The proposal, now wending its way through the city’s Uniform Land Use Review Procedure, would require rezoning a relatively small portion of the site at its north end and modifying the existing zoning in the rest.

Street leading to the development site.
Street leading to the development site.Steve Cuozzo

The plan was overwhelmingly approved by the local community board. It will next be voted on by the City Planning Commission in early November before moving to the City Council.

Young Nian Group Vice President Steven Breiman said the idea to revitalize the under-utilized Flushing waterfront has been around for 25 years. But several proposals went nowhere.

Except at the site’s northermost segment, which is now zoned only for industrial use, most of the new buildings could theoretically be built as-of-right, Breiman said.

But for various technical reasons, including height limits due to proximity to LaGuardia Airport, each element would still need certain city approvals that would make the job take up to two years longer than could be done under streamlined, special-district framework.

In a project with a roughly $2 billion total construction cost, “Time is of the essence,” Breiman said.

In typical New York fashion, the waterfront plan is getting flak from local activists who claim it will drive up apartment and business rents nearby and drive out working-class Flushing residents.

But fears of “gentrification” overlook that downtown Flushing, despite looking shabby in spots, is flush with capital and boasts many wealthy residents. Apartments at Sky View Parc, which is right across the street from the waterfront land, are asking well over $2 million for sale and renting for nearly $6,000 a month.

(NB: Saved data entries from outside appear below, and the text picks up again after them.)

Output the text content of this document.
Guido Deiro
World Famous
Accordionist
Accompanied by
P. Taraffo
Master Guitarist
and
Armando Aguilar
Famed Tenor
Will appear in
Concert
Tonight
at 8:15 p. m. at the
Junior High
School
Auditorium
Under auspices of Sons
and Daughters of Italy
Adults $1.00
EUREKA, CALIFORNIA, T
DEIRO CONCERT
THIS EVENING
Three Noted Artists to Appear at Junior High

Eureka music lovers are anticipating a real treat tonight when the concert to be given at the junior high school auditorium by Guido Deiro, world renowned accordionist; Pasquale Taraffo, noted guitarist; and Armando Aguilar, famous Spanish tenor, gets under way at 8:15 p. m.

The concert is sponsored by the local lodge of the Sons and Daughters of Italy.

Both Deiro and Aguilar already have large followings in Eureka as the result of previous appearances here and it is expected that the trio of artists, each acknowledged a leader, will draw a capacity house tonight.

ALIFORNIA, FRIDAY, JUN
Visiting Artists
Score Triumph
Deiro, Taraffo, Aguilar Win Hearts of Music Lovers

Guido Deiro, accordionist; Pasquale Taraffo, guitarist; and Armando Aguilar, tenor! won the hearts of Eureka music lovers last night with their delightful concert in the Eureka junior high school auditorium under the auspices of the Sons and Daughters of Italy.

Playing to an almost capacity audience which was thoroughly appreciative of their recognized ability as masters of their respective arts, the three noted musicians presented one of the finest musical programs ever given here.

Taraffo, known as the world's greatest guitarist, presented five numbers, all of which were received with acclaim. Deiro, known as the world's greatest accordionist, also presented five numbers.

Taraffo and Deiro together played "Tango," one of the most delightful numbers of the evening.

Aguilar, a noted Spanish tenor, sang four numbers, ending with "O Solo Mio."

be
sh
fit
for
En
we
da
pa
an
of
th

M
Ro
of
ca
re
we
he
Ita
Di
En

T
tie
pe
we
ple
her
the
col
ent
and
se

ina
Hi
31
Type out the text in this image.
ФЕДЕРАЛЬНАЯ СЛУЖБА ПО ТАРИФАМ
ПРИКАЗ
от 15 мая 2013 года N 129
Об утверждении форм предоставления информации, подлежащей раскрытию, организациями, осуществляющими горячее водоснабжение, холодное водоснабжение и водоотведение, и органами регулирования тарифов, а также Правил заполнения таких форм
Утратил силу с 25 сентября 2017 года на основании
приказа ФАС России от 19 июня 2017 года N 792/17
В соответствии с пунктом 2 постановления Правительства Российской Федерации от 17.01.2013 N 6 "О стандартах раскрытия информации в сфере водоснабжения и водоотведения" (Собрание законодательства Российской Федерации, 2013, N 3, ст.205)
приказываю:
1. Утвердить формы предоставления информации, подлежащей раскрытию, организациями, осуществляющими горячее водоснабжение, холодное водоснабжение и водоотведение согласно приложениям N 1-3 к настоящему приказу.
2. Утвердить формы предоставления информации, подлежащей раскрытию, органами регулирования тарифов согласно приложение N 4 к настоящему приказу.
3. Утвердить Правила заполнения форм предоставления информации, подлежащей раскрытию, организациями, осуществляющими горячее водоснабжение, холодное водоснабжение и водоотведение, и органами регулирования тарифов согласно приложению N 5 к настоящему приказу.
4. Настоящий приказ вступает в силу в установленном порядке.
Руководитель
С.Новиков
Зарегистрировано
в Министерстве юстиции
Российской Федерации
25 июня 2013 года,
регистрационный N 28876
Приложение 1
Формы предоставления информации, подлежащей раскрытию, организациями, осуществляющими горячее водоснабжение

Gleaming new hotels and apartment towers also stand close nearby.

The City Planning Commission is expected to green-light the proposal, but its real test lies ahead in the City Council.

Recent other development initiatives died in that body due to resistance by council members who represented the projects’ districts. However, the council member for Flushing, Peter Koo, hardly seems hostile.

He told The Post in a statement: “The Special Flushing Waterfront District has many merits that would provide our community with tangible benefits we wouldn’t have under an as-of-right scenario.

“We’re working with stakeholders in hopes of making this project the best it can be for Flushing.”